U.S. Supreme Court Says Do-Not-Call List Constitutional

The U.S. Supreme Court yesterday let stand a lower-court ruling that telemarketer’s rights to free speech are not violated by the national Do-Not-Call registry, upholding the popular list as constitutional.

In making their ruling, the judges rejected an appeal by commercial telemarketers including the American Teleservices Association, Mainstream Marketing Services, Inc. and TMG Marketing, Inc.

More than 64 million have signed up to be on the registry, which took effect Oct. 1, 2003.

Last fall, the legality of the list came into question when a district judge ruled that it was unconstitutional on free-speech grounds because it applied to calls from businesses but not charities. After months of legal wrangling, in February a federal appeals court ruled that the Do-Not-Call registry was constitutional. The U.S. Supreme Court was then petitioned to review the constitutionality of the registry.

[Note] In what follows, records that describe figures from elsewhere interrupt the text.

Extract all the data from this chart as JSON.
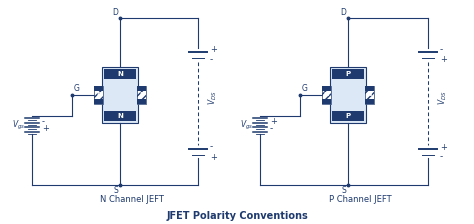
{
  "bg_color": "#ffffff",
  "lc": "#1e3a6e",
  "dc": "#1e3a6e",
  "title": "JFET Polarity Conventions",
  "label_n": "N Channel JEFT",
  "label_p": "P Channel JEFT",
  "title_fs": 7,
  "label_fs": 6,
  "text_fs": 5.5
}
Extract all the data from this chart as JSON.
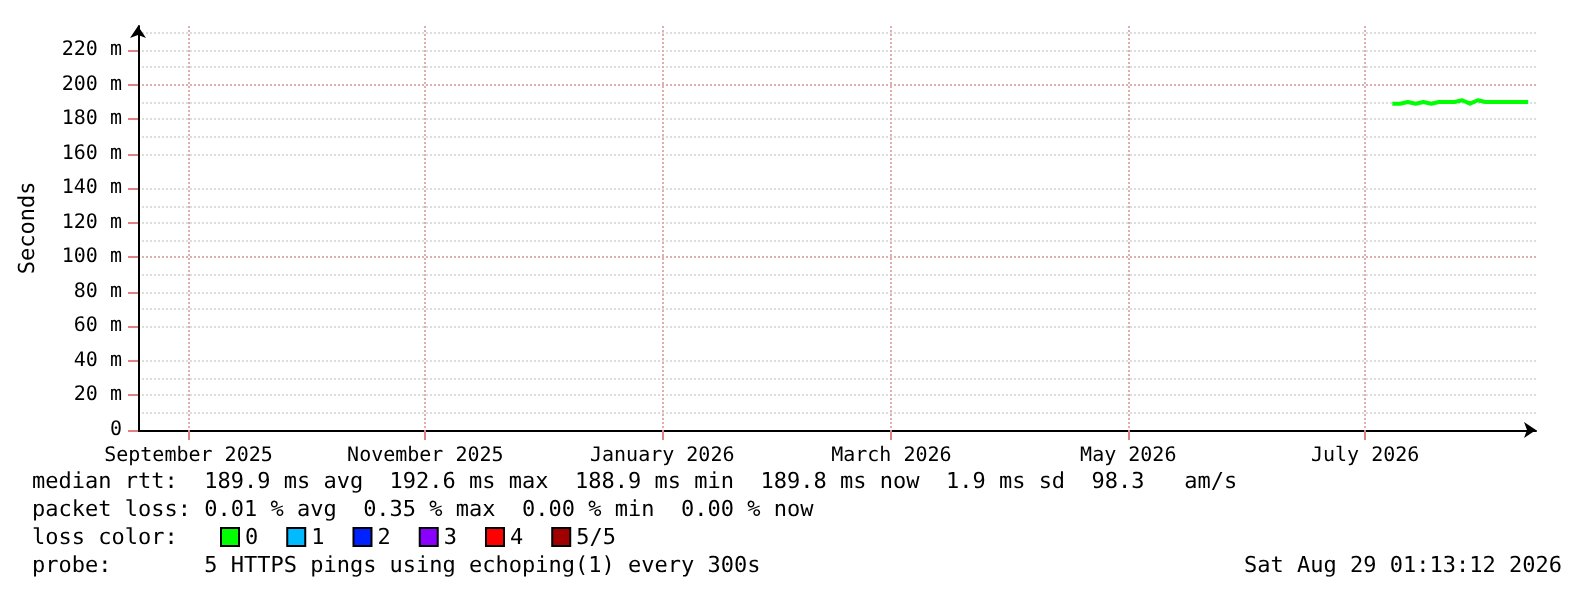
{
  "chart_data": {
    "type": "line",
    "ylabel": "Seconds",
    "xlim": [
      "2025-08-19",
      "2026-08-14"
    ],
    "xticks": [
      {
        "value": "2025-09-01",
        "label": "September 2025"
      },
      {
        "value": "2025-11-01",
        "label": "November 2025"
      },
      {
        "value": "2026-01-01",
        "label": "January 2026"
      },
      {
        "value": "2026-03-01",
        "label": "March 2026"
      },
      {
        "value": "2026-05-01",
        "label": "May 2026"
      },
      {
        "value": "2026-07-01",
        "label": "July 2026"
      }
    ],
    "ylim": [
      0,
      234
    ],
    "yticks": [
      0,
      {
        "value": 20,
        "label": "20 m"
      },
      {
        "value": 40,
        "label": "40 m"
      },
      {
        "value": 60,
        "label": "60 m"
      },
      {
        "value": 80,
        "label": "80 m"
      },
      {
        "value": 100,
        "label": "100 m"
      },
      {
        "value": 120,
        "label": "120 m"
      },
      {
        "value": 140,
        "label": "140 m"
      },
      {
        "value": 160,
        "label": "160 m"
      },
      {
        "value": 180,
        "label": "180 m"
      },
      {
        "value": 200,
        "label": "200 m"
      },
      {
        "value": 220,
        "label": "220 m"
      }
    ],
    "grid": true,
    "legend": "bottom left",
    "marker": "none",
    "line_style": "solid",
    "series": [
      {
        "name": "0",
        "color": "#00ff00",
        "x": [
          "2026-07-08",
          "2026-07-10",
          "2026-07-12",
          "2026-07-14",
          "2026-07-16",
          "2026-07-18",
          "2026-07-20",
          "2026-07-22",
          "2026-07-24",
          "2026-07-26",
          "2026-07-28",
          "2026-07-30",
          "2026-08-01",
          "2026-08-03",
          "2026-08-05",
          "2026-08-07",
          "2026-08-09",
          "2026-08-12"
        ],
        "values": [
          189,
          189,
          190,
          189,
          190,
          189,
          190,
          190,
          190,
          191,
          189,
          191,
          190,
          190,
          190,
          190,
          190,
          190
        ]
      },
      {
        "name": "1",
        "color": "#00bbff"
      },
      {
        "name": "2",
        "color": "#0022ff"
      },
      {
        "name": "3",
        "color": "#8a00ff"
      },
      {
        "name": "4",
        "color": "#ff0000"
      },
      {
        "name": "5/5",
        "color": "#a10000"
      }
    ],
    "annotations": [
      "median rtt:  189.9 ms avg  192.6 ms max  188.9 ms min  189.8 ms now  1.9 ms sd  98.3   am/s",
      "packet loss: 0.01 % avg  0.35 % max  0.00 % min  0.00 % now",
      "loss color:",
      "probe:       5 HTTPS pings using echoping(1) every 300s",
      "Sat Aug 29 01:13:12 2026"
    ]
  }
}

“I am pleased that the Supreme Court has let stand the Tenth Circuit Court of Appeals’ ruling upholding the constitutionality of the national Do-Not-Call registry. The Tenth Circuit held that the national registry, which gives consumers the choice to control the volume of telemarketing calls coming into their homes, is fully consistent with the Constitution’s First Amendment,” FTC Chairman Deborah Platt Majoras said yesterday in a statement.

The FTC maintains and enforces the registry.